Insomma vi ho detto molto, forse troppo di questo Rocco Schiavone, 

del suo carattere, del suo essere sempre al confine tra il bene ed il male e della sua incapacità di amare, pur amando donne diverse: da Nora, la sua amica del cuore, alla simpatia con Sandra Buccellato, ex moglie del questore, che sarebbe la figura perfetta per Rocco. Giornalista, nobile e ricca, di buon gusto e simpatica. Ma Rocco ha il cuore chiuso.

Chissà quanto deve aver amato per essere così! Ma certe volte, bisogna avere più consapevolezza nei confronti del mondo, e di sé stessi.

Le cose possono cambiare nella vita, e se non cambiano è per colpa di noi stessi. Anche Schiavone lo sa, pur non volendolo ammettere. Egli passa da vittima, peggio da uomo rassegnato di vivere senza speranza per il futuro, senza un velo di ottimismo, con un muso lungo e disperato.

Alla fine della serie dei libri e della riduzione televisiva, forse Schiavone migliora. Pare più disilluso, fa dei passi avanti, è più disinvolto, padrone dei suoi sentimenti.

Il Rocco personaggio da “riparare”, diventa Rocco personaggio “riparatore”.

Tenera la frase, con cui si lascia alle spalle il lungo rapporto con Cecilia Porta, sua vicina di casa ludopatica, salvata ed ospitata da Rocco, a seguito della perdita del suo appartamento, e di suo figlio Gabriele, che egli prende sotto la sua “ala protettiva”. Ve la scrivo e ve la posto: “ E che te devo di’? Te piace sto monno? E’ diventato un po’ una merda, è diventato un letamaio, l’avemo ridotto un letamaio. Tu lo devi girà er monno, devi conoscere gente, perché ce sta pure gente in gamba in giro, mica sono tutti stronzi. Ridi, divertiti, cerca di essere felice. Mi madre diceva: Fai del male pentiti, fai del bene scordatelo. Cerca di fare del bene, che è l’unica cosa che conta. Non sta a sentire i vecchi che conoscono, conoscono, ma non sanno un cazzo. Scopa, che sarebbe pure ora, però se trovi una ragazza che ti innamori, tienitela stretta e non perdertela”. 

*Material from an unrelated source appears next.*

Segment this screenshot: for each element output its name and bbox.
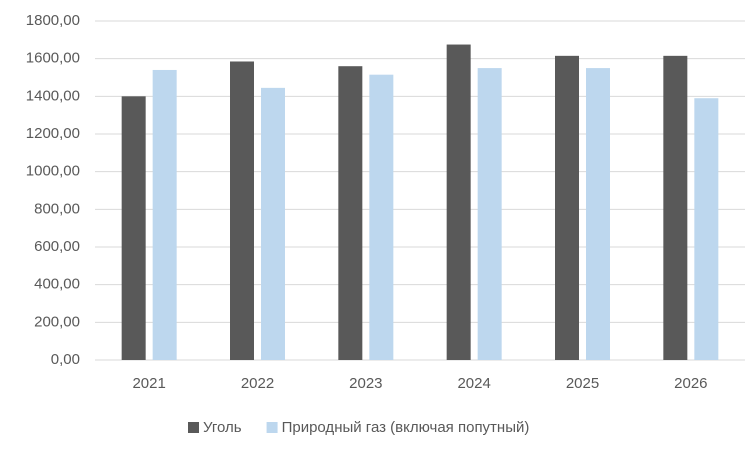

Ecco voi non perdetevi i libri di questo scrittore, Antonio Manzini, che ha dato vita a Rocco Schiavone, che ha dato vita ad una serie televisiva, ben interpretata da Marco Giallini. Forse perché anche lui, conscio della perdita della sua moglie vera, sa cosa vuol dire perdere l’amore della vita. 

Non odiate nessuna persona, ma piuttosto, non mettete a fuoco le persone che non suscitano il vostro interesse. Non sprecate il tempo in rancori, amarezze, sensi di colpa, cose non dette o non fatte.

 Pensate al futuro, che è la migliore arma per vincere in questa società.